Infringement penalties for breaching consumer law protections are $13,320 for a corporation, $133,200 for a listed corporation or $2,664 for an individual – for each alleged contravention. When taken to court, the maximum amount under Australian Consumer Law, Boorman said, are $500,000 for an individual and the greater of $10m, three times the benefit obtained by the offence, or 10 per cent of annual turnover for a corporation.
“The risks associated with breaching the Australian Consumer Law… have always existed in the context of influencer marketing campaigns. That’s where real financial penalties come into play,” she said.
“The possibility of losing brand deals, other brands not wanting to work with you because you have in the past failed to disclose, as well as consequences for breaches of the platform terms and policies are other real risks.”
Smith said Kardashian is the “perfect example” of a regulator, in her case the US’s Securities and Exchange Commission, making a high-profile example.
“I have no doubt that is coming in Australia,” she said. “Some of the big influencers think they’re above it. They hide behind the idea that ‘it’s obvious’. No. Everybody should be disclosing [if the post is an ad].”
Watchdogs crack down
The ACCC's move comes as Australia's corporate regulator ASIC also turns its attention to the ad industry. On Wednesday ASIC launched legal action against Harvey Norman, one of Australia's largest advertisers, alleging misleading and deceptive conduct within an ad campaign promising interest-free credit, when the terms actually required consumers to sign-up for a Latitude credit card and as a result, could end up paying hundreds of dollars more for the goods.

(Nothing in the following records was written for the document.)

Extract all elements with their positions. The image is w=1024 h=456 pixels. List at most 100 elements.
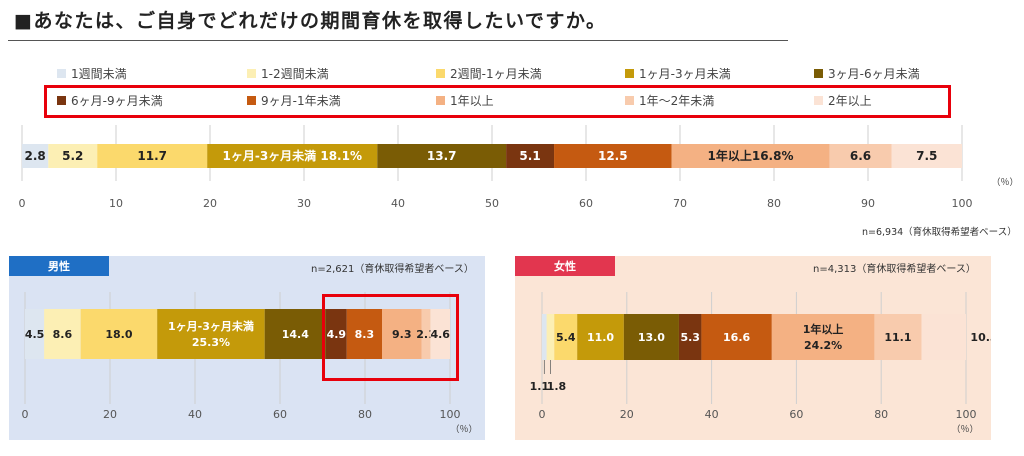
- legend-item: 1-2週間未満: [247, 66, 329, 81]
- legend-label: 2年以上: [828, 93, 872, 108]
- male-panel: 男性 n=2,621（育休取得希望者ベース） 0 20 40 60 80 100 （％） 4.…: [9, 256, 485, 440]
- data-label: 1年以上 24.2%: [803, 322, 844, 352]
- legend-label: 9ヶ月-1年未満: [261, 93, 341, 108]
- page-title: ■あなたは、ご自身でどれだけの期間育休を取得したいですか。: [14, 10, 607, 32]
- data-label: 8.3: [355, 328, 375, 341]
- data-label: 4.5: [25, 328, 45, 341]
- legend-item: 2年以上: [814, 93, 872, 108]
- bar-segment: [22, 144, 49, 168]
- legend-swatch: [57, 68, 66, 78]
- bar-segment: [891, 144, 962, 168]
- data-label: 4.9: [327, 328, 347, 341]
- bar-segment: [207, 144, 378, 168]
- unit-label: （％）: [951, 424, 978, 435]
- data-label: 4.6: [430, 328, 450, 341]
- bar-segment: [577, 314, 624, 360]
- x-tick-label: 0: [22, 408, 29, 421]
- data-label: 1.8: [547, 380, 567, 393]
- bar-segment: [829, 144, 892, 168]
- x-tick-label: 90: [861, 197, 875, 210]
- unit-label: （％）: [991, 177, 1018, 188]
- x-tick-label: 80: [874, 408, 888, 421]
- data-label-line: 24.2%: [804, 339, 842, 352]
- data-label: 11.0: [587, 331, 614, 344]
- legend-swatch: [247, 95, 256, 105]
- data-label: 2.8: [25, 149, 46, 163]
- x-tick-label: 60: [579, 197, 593, 210]
- x-tick-label: 60: [789, 408, 803, 421]
- x-tick-label: 40: [705, 408, 719, 421]
- data-label: 13.0: [638, 331, 665, 344]
- data-label: 11.7: [137, 149, 167, 163]
- legend-swatch: [436, 95, 445, 105]
- data-label: 1年以上16.8%: [708, 148, 794, 163]
- data-label: 13.7: [427, 149, 457, 163]
- legend-label: 1週間未満: [71, 66, 127, 81]
- legend-item: 1年以上: [436, 93, 494, 108]
- bar-segment: [671, 144, 830, 168]
- data-label: 1.1: [530, 380, 550, 393]
- x-tick-label: 100: [440, 408, 461, 421]
- x-tick-label: 40: [391, 197, 405, 210]
- data-label: 18.0: [105, 328, 132, 341]
- bar-segment: [421, 309, 431, 359]
- overall-chart: 0 10 20 30 40 50 60 70 80 90 100 （％） 2.8 5.2 11.7 1ヶ月-3…: [19, 125, 1019, 210]
- x-tick-label: 30: [297, 197, 311, 210]
- data-label: 5.2: [62, 149, 83, 163]
- legend-highlight-box: [44, 85, 951, 118]
- bar-segment: [546, 314, 555, 360]
- data-label: 6.6: [850, 149, 871, 163]
- bar-segment: [346, 309, 382, 359]
- legend-label: 6ヶ月-9ヶ月未満: [71, 93, 163, 108]
- bar-segment: [701, 314, 772, 360]
- data-label: 5.4: [556, 331, 576, 344]
- x-tick-label: 40: [188, 408, 202, 421]
- legend-swatch: [625, 95, 634, 105]
- legend-item: 2週間-1ヶ月未満: [436, 66, 542, 81]
- bar-segment: [623, 314, 679, 360]
- legend-label: 1-2週間未満: [261, 66, 329, 81]
- bar-segment: [382, 309, 422, 359]
- x-tick-label: 60: [273, 408, 287, 421]
- bar-segment: [97, 144, 208, 168]
- legend-item: 3ヶ月-6ヶ月未満: [814, 66, 920, 81]
- bar-segment: [377, 144, 507, 168]
- bar-segment: [554, 314, 578, 360]
- overall-sample-note: n=6,934（育休取得希望者ベース）: [862, 227, 1017, 238]
- data-label-line: 25.3%: [192, 336, 230, 349]
- legend-swatch: [814, 68, 823, 78]
- data-label: 8.6: [53, 328, 73, 341]
- legend-swatch: [247, 68, 256, 78]
- x-tick-label: 70: [673, 197, 687, 210]
- x-tick-label: 80: [358, 408, 372, 421]
- bar-segment: [80, 309, 158, 359]
- legend-swatch: [57, 95, 66, 105]
- male-highlight-box: [322, 294, 459, 381]
- bar-segment: [554, 144, 672, 168]
- legend-item: 6ヶ月-9ヶ月未満: [57, 93, 163, 108]
- legend-swatch: [436, 68, 445, 78]
- male-sample-note: n=2,621（育休取得希望者ベース）: [311, 264, 474, 275]
- legend-item: 1年～2年未満: [625, 93, 715, 108]
- legend-item: 1週間未満: [57, 66, 127, 81]
- legend-swatch: [625, 68, 634, 78]
- x-tick-label: 20: [103, 408, 117, 421]
- legend-label: 1年以上: [450, 93, 494, 108]
- legend-label: 1年～2年未満: [639, 93, 715, 108]
- female-panel: 女性 n=4,313（育休取得希望者ベース） 0 20 40 60 80 100 （％） 1.…: [515, 256, 991, 440]
- female-sample-note: n=4,313（育休取得希望者ベース）: [813, 264, 976, 275]
- x-tick-label: 0: [19, 197, 26, 210]
- data-label: 1ヶ月-3ヶ月未満 18.1%: [223, 148, 363, 163]
- data-label: 1ヶ月-3ヶ月未満 25.3%: [168, 319, 254, 349]
- title-underline: [8, 40, 788, 41]
- x-tick-label: 20: [620, 408, 634, 421]
- legend-item: 9ヶ月-1年未満: [247, 93, 341, 108]
- bar-segment: [430, 309, 450, 359]
- legend-swatch: [814, 95, 823, 105]
- x-tick-label: 100: [952, 197, 973, 210]
- data-label: 5.3: [680, 331, 700, 344]
- data-label: 10.5: [970, 331, 991, 344]
- female-panel-tab: 女性: [515, 256, 615, 276]
- data-label: 5.1: [519, 149, 540, 163]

ASIC argues that the fine print disclosing those terms was not sufficiently prominent. It is seeking a financial penalty and wants the federal court to force Harvey Norman to take out prominent ads admitting misleading and/or deceptive conduct.
The case serves as a warning to advertisers following new 'design and distribution obligations' on the banking and financial services sector that came into force last October, placing tighter restrictions on how financial products are marketed to consumers.